Background/Purpose: For decades, research in the field of cardioprotection has focused primarily on cardiomyocytes, with the particular aim of reducing infarct size. However, microvascular damage during acute myocardial infarction, independent of infarct size, determines patient outcome. Remote ischemic conditioning (RIC), brief cycles of ischemia and reperfusion (I/R) in tissues distant from the heart, triggers the release of humoral factors that confer cardioprotection. This protective effect of RIC can be transferred from conditioned donors to naïve ex vivo heart preparations subjected to I/R protocols by infusing plasma dialysates or washed platelets. Not only platelets, but also red blood cells (RBC)s and the RBC-derived nitric oxide (NO) play a role in cardioprotection, i.e. in isolated perfused rat hearts with I/R, they reduce myocardial infarct size without a pre-treatment.
Methods: Healthy volunteers (3 females, 10 males; age 27 ± 5 years) underwent RIC (3x5/5 min upper-arm I/R at 200 mmHg). Venous blood samples were collected before and 60 minutes after RIC. RBCs were separated by centrifugation, and 4x washed with saline. To investigate the role of RBC nitric oxide synthase (NOS) activity and RBC-derived NO bioavailability on the RBC-mediated effects, aliquots of all RBC samples were preincubated during the washing steps with arginase or oxygenated hemoglobin. Washed RBCs (5×10⁴/mL) were infused into isolated, perfused rat hearts for 8 minutes, followed by a 2-minute washout period. Saline infusion served as control. After 30 minutes of left anterior descending coronary artery occlusion and 120 minutes of reperfusion, the area at risk was demarked using patent blue dye, microvascular injury (area of no-reflow) was visualized with thioflavin-S, and infarct size was determined using triphenyltetrazolium chloride. Area of no-reflow and infarct size were quantified and expressed as a percent of the area at risk.

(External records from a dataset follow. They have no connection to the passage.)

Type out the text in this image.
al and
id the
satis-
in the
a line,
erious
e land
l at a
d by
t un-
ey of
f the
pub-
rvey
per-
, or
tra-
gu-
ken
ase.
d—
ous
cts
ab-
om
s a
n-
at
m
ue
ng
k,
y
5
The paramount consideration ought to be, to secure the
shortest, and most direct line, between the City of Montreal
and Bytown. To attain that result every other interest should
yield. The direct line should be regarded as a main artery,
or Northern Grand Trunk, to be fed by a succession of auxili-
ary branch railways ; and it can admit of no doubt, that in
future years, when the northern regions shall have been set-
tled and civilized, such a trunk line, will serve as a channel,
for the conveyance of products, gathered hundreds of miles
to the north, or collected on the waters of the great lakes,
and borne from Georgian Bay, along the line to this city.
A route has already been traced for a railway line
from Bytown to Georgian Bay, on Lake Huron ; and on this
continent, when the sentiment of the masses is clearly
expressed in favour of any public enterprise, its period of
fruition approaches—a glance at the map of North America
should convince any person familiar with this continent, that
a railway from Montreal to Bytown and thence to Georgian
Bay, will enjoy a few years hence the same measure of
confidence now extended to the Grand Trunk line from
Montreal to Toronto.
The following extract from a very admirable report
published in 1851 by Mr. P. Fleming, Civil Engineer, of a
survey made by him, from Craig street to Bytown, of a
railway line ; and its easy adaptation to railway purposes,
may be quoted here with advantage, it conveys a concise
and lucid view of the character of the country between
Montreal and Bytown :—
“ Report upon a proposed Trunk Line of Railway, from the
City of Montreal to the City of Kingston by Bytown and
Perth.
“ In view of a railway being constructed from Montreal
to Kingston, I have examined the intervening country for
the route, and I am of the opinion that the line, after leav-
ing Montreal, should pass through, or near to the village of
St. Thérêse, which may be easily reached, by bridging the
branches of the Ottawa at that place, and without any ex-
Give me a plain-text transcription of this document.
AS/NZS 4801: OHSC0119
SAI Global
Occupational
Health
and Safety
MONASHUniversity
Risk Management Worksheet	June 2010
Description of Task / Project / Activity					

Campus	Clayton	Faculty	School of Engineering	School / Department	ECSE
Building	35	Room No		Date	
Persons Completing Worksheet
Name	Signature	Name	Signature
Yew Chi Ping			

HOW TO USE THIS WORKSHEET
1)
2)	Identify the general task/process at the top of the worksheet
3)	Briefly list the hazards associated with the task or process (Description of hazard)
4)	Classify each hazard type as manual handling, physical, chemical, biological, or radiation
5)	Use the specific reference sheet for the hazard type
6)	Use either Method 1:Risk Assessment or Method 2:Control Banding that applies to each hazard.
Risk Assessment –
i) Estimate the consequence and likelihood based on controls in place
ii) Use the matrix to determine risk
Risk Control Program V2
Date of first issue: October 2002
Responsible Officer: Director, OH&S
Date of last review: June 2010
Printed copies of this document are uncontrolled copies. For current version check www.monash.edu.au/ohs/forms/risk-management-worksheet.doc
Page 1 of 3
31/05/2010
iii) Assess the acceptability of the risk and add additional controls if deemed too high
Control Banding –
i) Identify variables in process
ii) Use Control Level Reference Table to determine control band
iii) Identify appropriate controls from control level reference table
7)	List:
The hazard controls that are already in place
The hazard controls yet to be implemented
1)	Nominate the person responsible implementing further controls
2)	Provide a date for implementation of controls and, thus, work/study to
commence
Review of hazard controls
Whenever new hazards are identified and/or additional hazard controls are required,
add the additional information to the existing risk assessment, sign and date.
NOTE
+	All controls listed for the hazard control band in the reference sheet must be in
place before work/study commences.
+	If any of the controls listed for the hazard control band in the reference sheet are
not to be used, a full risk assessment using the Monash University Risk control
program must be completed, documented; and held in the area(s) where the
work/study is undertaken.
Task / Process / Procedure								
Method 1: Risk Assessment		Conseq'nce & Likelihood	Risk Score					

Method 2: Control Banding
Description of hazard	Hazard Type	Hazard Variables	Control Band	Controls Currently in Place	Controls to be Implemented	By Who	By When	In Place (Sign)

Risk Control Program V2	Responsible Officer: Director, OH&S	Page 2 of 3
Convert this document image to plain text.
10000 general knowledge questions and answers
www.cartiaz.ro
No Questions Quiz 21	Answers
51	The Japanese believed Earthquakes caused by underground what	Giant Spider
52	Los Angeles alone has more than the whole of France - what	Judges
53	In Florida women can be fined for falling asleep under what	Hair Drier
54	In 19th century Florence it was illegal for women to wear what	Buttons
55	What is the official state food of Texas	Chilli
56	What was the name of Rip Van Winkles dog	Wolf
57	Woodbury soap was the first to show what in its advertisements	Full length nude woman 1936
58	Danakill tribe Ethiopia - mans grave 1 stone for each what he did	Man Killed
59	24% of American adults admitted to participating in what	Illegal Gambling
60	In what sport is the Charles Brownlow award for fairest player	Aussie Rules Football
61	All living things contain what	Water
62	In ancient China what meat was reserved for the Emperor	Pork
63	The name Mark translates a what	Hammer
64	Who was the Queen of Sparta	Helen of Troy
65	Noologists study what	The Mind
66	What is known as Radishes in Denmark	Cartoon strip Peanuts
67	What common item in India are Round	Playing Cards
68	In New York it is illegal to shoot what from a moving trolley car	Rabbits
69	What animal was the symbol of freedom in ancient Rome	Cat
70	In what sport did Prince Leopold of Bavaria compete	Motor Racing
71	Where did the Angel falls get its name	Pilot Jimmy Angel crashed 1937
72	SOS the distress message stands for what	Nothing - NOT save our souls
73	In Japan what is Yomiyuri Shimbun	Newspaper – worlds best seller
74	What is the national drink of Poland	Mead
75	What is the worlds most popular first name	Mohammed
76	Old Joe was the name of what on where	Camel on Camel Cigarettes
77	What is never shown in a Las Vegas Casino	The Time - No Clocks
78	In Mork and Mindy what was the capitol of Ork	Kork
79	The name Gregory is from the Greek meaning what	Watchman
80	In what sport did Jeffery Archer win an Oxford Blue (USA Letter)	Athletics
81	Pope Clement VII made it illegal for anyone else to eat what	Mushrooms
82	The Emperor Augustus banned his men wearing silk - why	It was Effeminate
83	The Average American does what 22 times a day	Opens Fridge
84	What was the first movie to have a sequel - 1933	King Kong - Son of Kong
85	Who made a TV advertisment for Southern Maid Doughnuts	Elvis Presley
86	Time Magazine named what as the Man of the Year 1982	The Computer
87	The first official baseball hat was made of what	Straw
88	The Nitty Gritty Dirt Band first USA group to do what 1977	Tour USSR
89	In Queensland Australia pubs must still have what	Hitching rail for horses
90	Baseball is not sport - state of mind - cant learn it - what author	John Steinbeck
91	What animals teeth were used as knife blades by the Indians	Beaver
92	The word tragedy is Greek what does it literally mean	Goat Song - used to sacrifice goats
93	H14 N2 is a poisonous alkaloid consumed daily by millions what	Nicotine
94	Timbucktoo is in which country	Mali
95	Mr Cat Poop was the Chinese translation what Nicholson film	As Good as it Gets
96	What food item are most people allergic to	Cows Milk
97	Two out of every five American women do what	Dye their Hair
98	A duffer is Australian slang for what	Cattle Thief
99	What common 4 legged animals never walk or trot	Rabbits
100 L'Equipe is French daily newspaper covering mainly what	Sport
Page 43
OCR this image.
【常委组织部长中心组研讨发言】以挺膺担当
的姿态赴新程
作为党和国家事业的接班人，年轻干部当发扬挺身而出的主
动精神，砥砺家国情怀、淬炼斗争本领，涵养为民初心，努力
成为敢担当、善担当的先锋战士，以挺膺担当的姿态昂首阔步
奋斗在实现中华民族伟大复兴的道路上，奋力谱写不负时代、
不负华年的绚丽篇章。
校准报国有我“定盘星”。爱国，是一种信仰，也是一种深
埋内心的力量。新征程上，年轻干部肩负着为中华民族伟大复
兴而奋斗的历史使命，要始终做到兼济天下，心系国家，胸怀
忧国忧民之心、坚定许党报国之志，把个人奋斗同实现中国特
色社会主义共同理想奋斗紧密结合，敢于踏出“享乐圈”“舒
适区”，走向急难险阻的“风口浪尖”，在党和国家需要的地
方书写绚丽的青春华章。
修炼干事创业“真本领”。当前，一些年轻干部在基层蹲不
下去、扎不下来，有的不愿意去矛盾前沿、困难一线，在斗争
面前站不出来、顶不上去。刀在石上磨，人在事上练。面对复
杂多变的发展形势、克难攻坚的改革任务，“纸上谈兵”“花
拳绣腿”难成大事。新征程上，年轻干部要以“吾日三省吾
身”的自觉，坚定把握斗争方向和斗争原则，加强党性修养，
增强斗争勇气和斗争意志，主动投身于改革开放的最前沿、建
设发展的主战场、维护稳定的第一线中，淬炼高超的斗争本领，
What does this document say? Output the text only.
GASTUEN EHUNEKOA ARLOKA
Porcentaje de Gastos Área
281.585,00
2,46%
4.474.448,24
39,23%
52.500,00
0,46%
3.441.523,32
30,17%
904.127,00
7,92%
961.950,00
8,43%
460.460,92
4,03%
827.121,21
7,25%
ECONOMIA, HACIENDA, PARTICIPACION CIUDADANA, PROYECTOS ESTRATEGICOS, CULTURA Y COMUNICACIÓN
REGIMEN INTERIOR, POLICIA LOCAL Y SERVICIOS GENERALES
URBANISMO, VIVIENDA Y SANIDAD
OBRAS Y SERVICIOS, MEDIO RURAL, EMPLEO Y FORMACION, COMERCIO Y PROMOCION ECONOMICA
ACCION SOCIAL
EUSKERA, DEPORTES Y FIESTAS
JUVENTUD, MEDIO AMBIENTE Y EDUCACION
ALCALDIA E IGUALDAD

Results: Infarct size and no-reflow were 45±9% and 9±4%, respectively, following saline treatment. Compared to saline, RBC infusion before RIC reduced infarct size to 34±11%, but not the area of no-reflow (12±6%). In contrast, RBC infusion after RIC not only further reduced infarct size to 20±9%, but also decreased the area of no-reflow to 5±2%. The per se reduction of infarct size was lost when RBCs were preincubated with either arginase or oxyhemoglobin (44±8% and 44±3%, respectively), area of no-reflow was not affected (13±6% and 14±7%, respectively). However, the RBC-mediated dual role of cardioprotection with RIC was still evident in presence of arginase and oxyhemoglobin, infarct size was reduced to 32±12% and 29±10%, and area of no-reflow to 6±3% and 8±5%, respectively.
Conclusion: In line with prior studies, RBCs reduced infarct size per se in isolated perfused hearts and this protection was RBC-NO dependent. RIC enhanced RBC's cardioprotective potential and extended it to the coronary microcirculation. The RIC-mediated reduction of infarct size and no-reflow, however, was RBC-NO independent. RBCs may serve as a unique novel target for delivering protection to the microcirculation. Future experiments aim to substantiate the results and to characterize the NO-independent, RBC-dependent cardioprotective mediators.